The Mind Body Effect by Herbert Benson

Author:Herbert Benson
Language: eng
Format: epub
Publisher: Simon & Schuster
Published: 2019-07-01T16:00:00+00:00


IATROGENESIS

Iatrogenic, from the Greek words iatros (physician) and gennan (to produce), may be defined as resulting from the actions of physicians. Originally the term referred to disorders induced in the patient as a result of the physician’s examination, manner or discussion. That is, iatrogenic ailments were those precipitated by a physician who was not sufficiently aware of his patient’s anxiety or of the effects of his words and actions upon the patient. The word iatrogenic is now applied to any adverse condition or illness which is engendered by the physician. Indeed, for centuries the physician’s power to harm has been recognized. Latham was aware of this potential when he said: “Among the perils of disease we must not refuse to reckon the errors of physicians.”

The frequency of iatrogenic disease in modern medicine is substantially increasing. The number of drugs and procedures, both diagnostic and therapeutic, utilized by the medical profession has increased substantially. As has been discussed, this proliferation has had many magnificent consequences. Millions of lives have been saved or prolonged, and those with incurable diseases have been made much more comfortable. We can no longer state, as did Dr. Oliver Wendell Holmes, the physician and man of letters, in 1860: “Throw out opium… throw out a few specifics which our art did not discover… throw out wine… I firmly believe that if the whole materia medica, as now used, could be sunk to the bottom of the sea it would be all the better for mankind,—and all the worse for the fishes.” Unfortunately, the recent contributions of medicine have been coupled with great increases in the number of adverse complications directly attributable to drugs and diagnostic and therapeutic procedures. The potent drugs and effective equipment used today possess a far greater potentiality to harm. The iatrogenic reactions, as noted by Dr. J. F. Gwynne of the University of Otago in New Zealand, “[vary] in severity from the trivial and transient to the irreversible and fatal.” Discretion must be exercised in drug usage to avoid possible dangers.

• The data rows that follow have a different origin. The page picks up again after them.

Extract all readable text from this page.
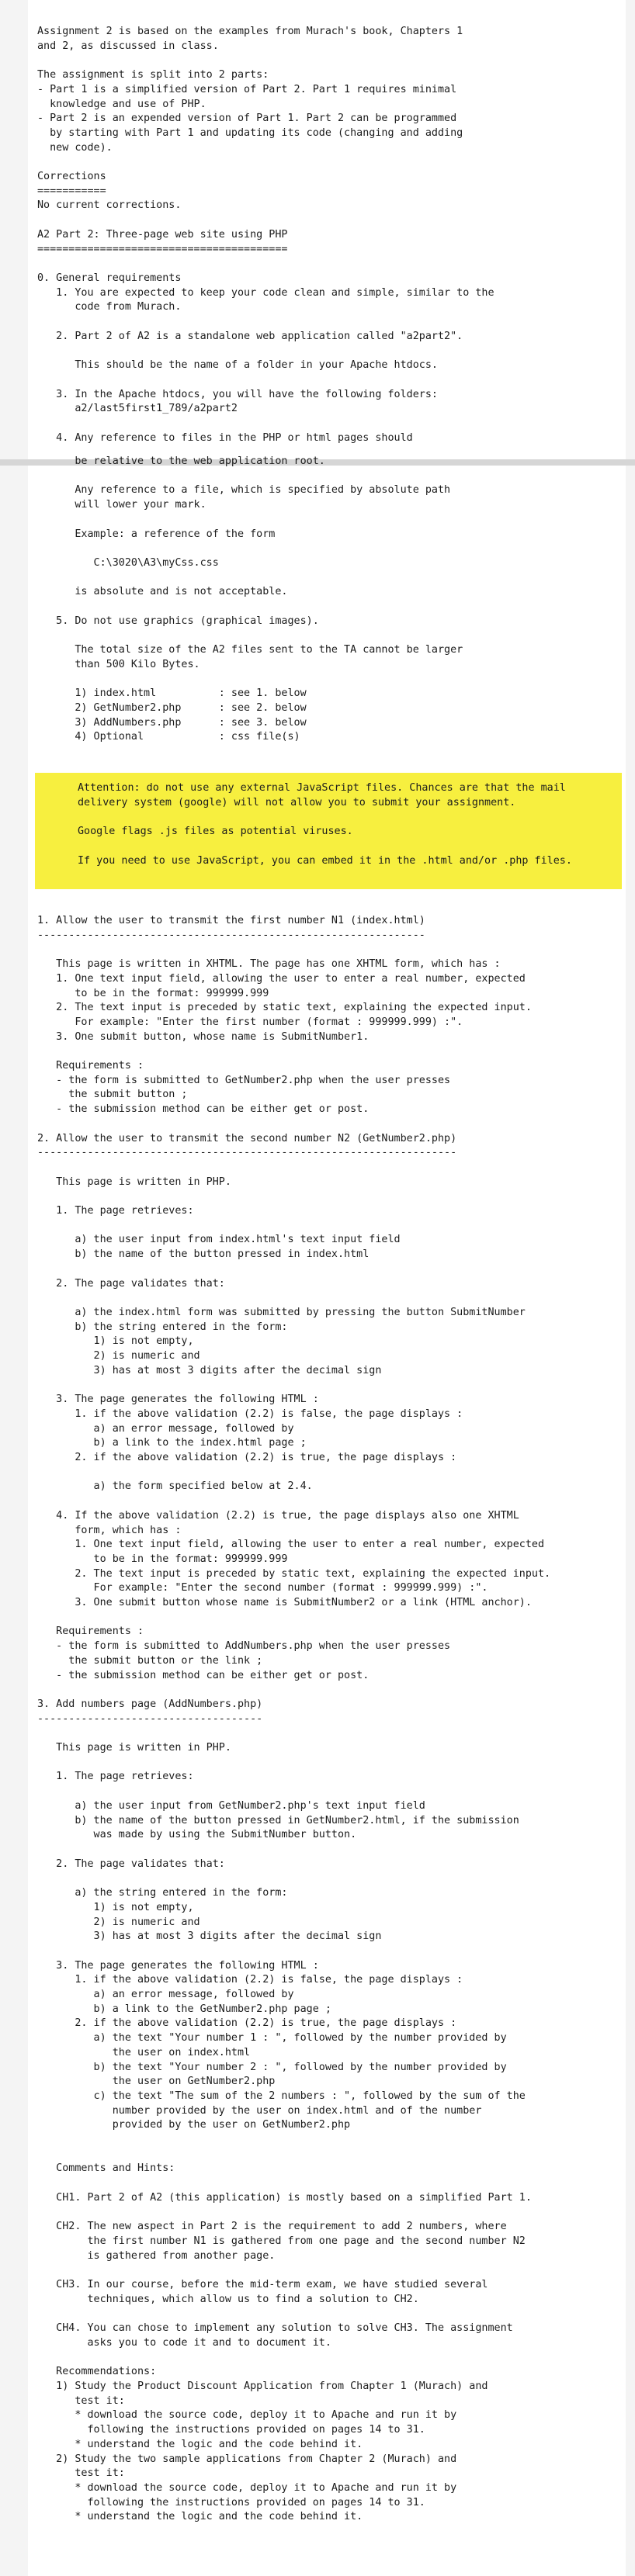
Assignment 2 is based on the examples from Murach's book, Chapters 1
and 2, as discussed in class.

The assignment is split into 2 parts:
- Part 1 is a simplified version of Part 2. Part 1 requires minimal
knowledge and use of PHP.
- Part 2 is an expended version of Part 1. Part 2 can be programmed
by starting with Part 1 and updating its code (changing and adding
new code).

Corrections
===========
No current corrections.

A2 Part 2: Three-page web site using PHP
========================================

0. General requirements
1. You are expected to keep your code clean and simple, similar to the
code from Murach.

2. Part 2 of A2 is a standalone web application called "a2part2".

This should be the name of a folder in your Apache htdocs.

3. In the Apache htdocs, you will have the following folders:
a2/last5first1_789/a2part2

4. Any reference to files in the PHP or html pages should
be relative to the web application root.

Any reference to a file, which is specified by absolute path
will lower your mark.

Example: a reference of the form

C:\3020\A3\myCss.css

is absolute and is not acceptable.

5. Do not use graphics (graphical images).

The total size of the A2 files sent to the TA cannot be larger
than 500 Kilo Bytes.

1) index.html          : see 1. below
2) GetNumber2.php      : see 2. below
3) AddNumbers.php      : see 3. below
4) Optional            : css file(s)
Attention: do not use any external JavaScript files. Chances are that the mail
delivery system (google) will not allow you to submit your assignment.

Google flags .js files as potential viruses.

If you need to use JavaScript, you can embed it in the .html and/or .php files.
1. Allow the user to transmit the first number N1 (index.html)
--------------------------------------------------------------

This page is written in XHTML. The page has one XHTML form, which has :
1. One text input field, allowing the user to enter a real number, expected
to be in the format: 999999.999
2. The text input is preceded by static text, explaining the expected input.
For example: "Enter the first number (format : 999999.999) :".
3. One submit button, whose name is SubmitNumber1.

Requirements :
- the form is submitted to GetNumber2.php when the user presses
the submit button ;
- the submission method can be either get or post.

2. Allow the user to transmit the second number N2 (GetNumber2.php)
-------------------------------------------------------------------

This page is written in PHP.

1. The page retrieves:

a) the user input from index.html's text input field
b) the name of the button pressed in index.html

2. The page validates that:

a) the index.html form was submitted by pressing the button SubmitNumber
b) the string entered in the form:
1) is not empty,
2) is numeric and
3) has at most 3 digits after the decimal sign

3. The page generates the following HTML :
1. if the above validation (2.2) is false, the page displays :
a) an error message, followed by
b) a link to the index.html page ;
2. if the above validation (2.2) is true, the page displays :

a) the form specified below at 2.4.

4. If the above validation (2.2) is true, the page displays also one XHTML
form, which has :
1. One text input field, allowing the user to enter a real number, expected
to be in the format: 999999.999
2. The text input is preceded by static text, explaining the expected input.
For example: "Enter the second number (format : 999999.999) :".
3. One submit button whose name is SubmitNumber2 or a link (HTML anchor).

Requirements :
- the form is submitted to AddNumbers.php when the user presses
the submit button or the link ;
- the submission method can be either get or post.

3. Add numbers page (AddNumbers.php)
------------------------------------

This page is written in PHP.

1. The page retrieves:

a) the user input from GetNumber2.php's text input field
b) the name of the button pressed in GetNumber2.html, if the submission
was made by using the SubmitNumber button.

2. The page validates that:

a) the string entered in the form:
1) is not empty,
2) is numeric and
3) has at most 3 digits after the decimal sign

3. The page generates the following HTML :
1. if the above validation (2.2) is false, the page displays :
a) an error message, followed by
b) a link to the GetNumber2.php page ;
2. if the above validation (2.2) is true, the page displays :
a) the text "Your number 1 : ", followed by the number provided by
the user on index.html
b) the text "Your number 2 : ", followed by the number provided by
the user on GetNumber2.php
c) the text "The sum of the 2 numbers : ", followed by the sum of the
number provided by the user on index.html and of the number
provided by the user on GetNumber2.php

Comments and Hints:

CH1. Part 2 of A2 (this application) is mostly based on a simplified Part 1.

CH2. The new aspect in Part 2 is the requirement to add 2 numbers, where
the first number N1 is gathered from one page and the second number N2
is gathered from another page.

CH3. In our course, before the mid-term exam, we have studied several
techniques, which allow us to find a solution to CH2.

CH4. You can chose to implement any solution to solve CH3. The assignment
asks you to code it and to document it.

Recommendations:
1) Study the Product Discount Application from Chapter 1 (Murach) and
test it:
* download the source code, deploy it to Apache and run it by
following the instructions provided on pages 14 to 31.
* understand the logic and the code behind it.
2) Study the two sample applications from Chapter 2 (Murach) and
test it:
* download the source code, deploy it to Apache and run it by
following the instructions provided on pages 14 to 31.
* understand the logic and the code behind it.
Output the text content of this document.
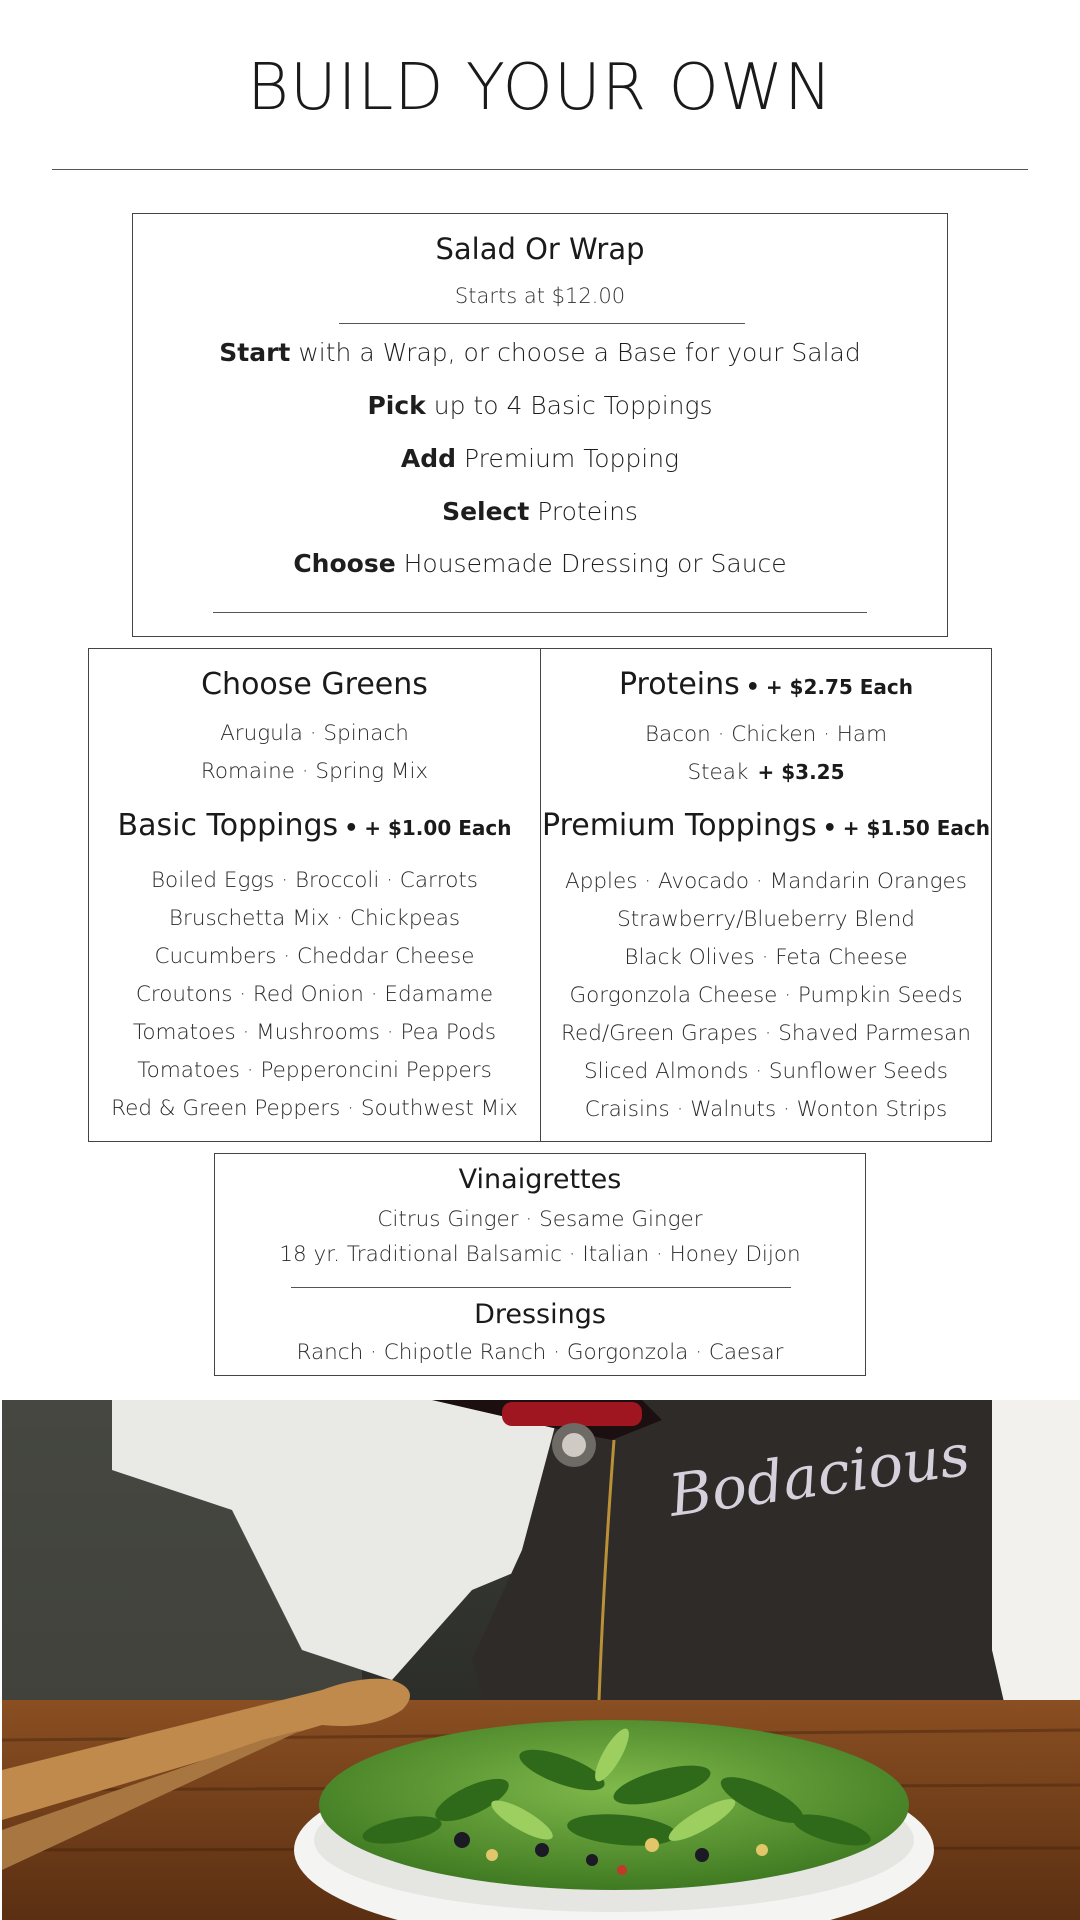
BUILD YOUR OWN
Salad Or Wrap
Starts at $12.00
Start with a Wrap, or choose a Base for your Salad
Pick up to 4 Basic Toppings
Add Premium Topping
Select Proteins
Choose Housemade Dressing or Sauce
Choose Greens
Arugula · Spinach
Romaine · Spring Mix
Basic Toppings • + $1.00 Each
Boiled Eggs · Broccoli · Carrots
Bruschetta Mix · Chickpeas
Cucumbers · Cheddar Cheese
Croutons · Red Onion · Edamame
Tomatoes · Mushrooms · Pea Pods
Tomatoes · Pepperoncini Peppers
Red & Green Peppers · Southwest Mix
Proteins • + $2.75 Each
Bacon · Chicken · Ham
Steak + $3.25
Premium Toppings • + $1.50 Each
Apples · Avocado · Mandarin Oranges
Strawberry/Blueberry Blend
Black Olives · Feta Cheese
Gorgonzola Cheese · Pumpkin Seeds
Red/Green Grapes · Shaved Parmesan
Sliced Almonds · Sunflower Seeds
Craisins · Walnuts · Wonton Strips
Vinaigrettes
Citrus Ginger · Sesame Ginger
18 yr. Traditional Balsamic · Italian · Honey Dijon
Dressings
Ranch · Chipotle Ranch · Gorgonzola · Caesar
Bodacious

Whereas historically the surgeon was largely responsible for the majority of the iatrogenic complications, the medical doctor prescribing drugs has recently become the main perpetrator of iatrogenic death and disease. Today the most common iatrogenic occurrences are those resulting from the use of drugs. We are in the midst of a “pharmacologic revolution,” a “chemical age,” or a state of affairs called “polypharmacy.” In the 1978 Physicians’ Desk Reference (PDR), the most commonly used source of drug information, there are over 1200 different generic drugs listed. There are over 5000 brand names by which these generic drugs are marketed.

Iatrogenic reactions leading to death, especially those related to drugs, have reached alarming proportions. In a report published in 1975, Dr. Nelson S. Irey of the Armed Forces Institute of Pathology estimated that between 6000 and 12,000 deaths occur annually in the United States from adverse drug reactions. The tragedy of this situation is that many of these deaths are unnecessary, since we are overusing drugs.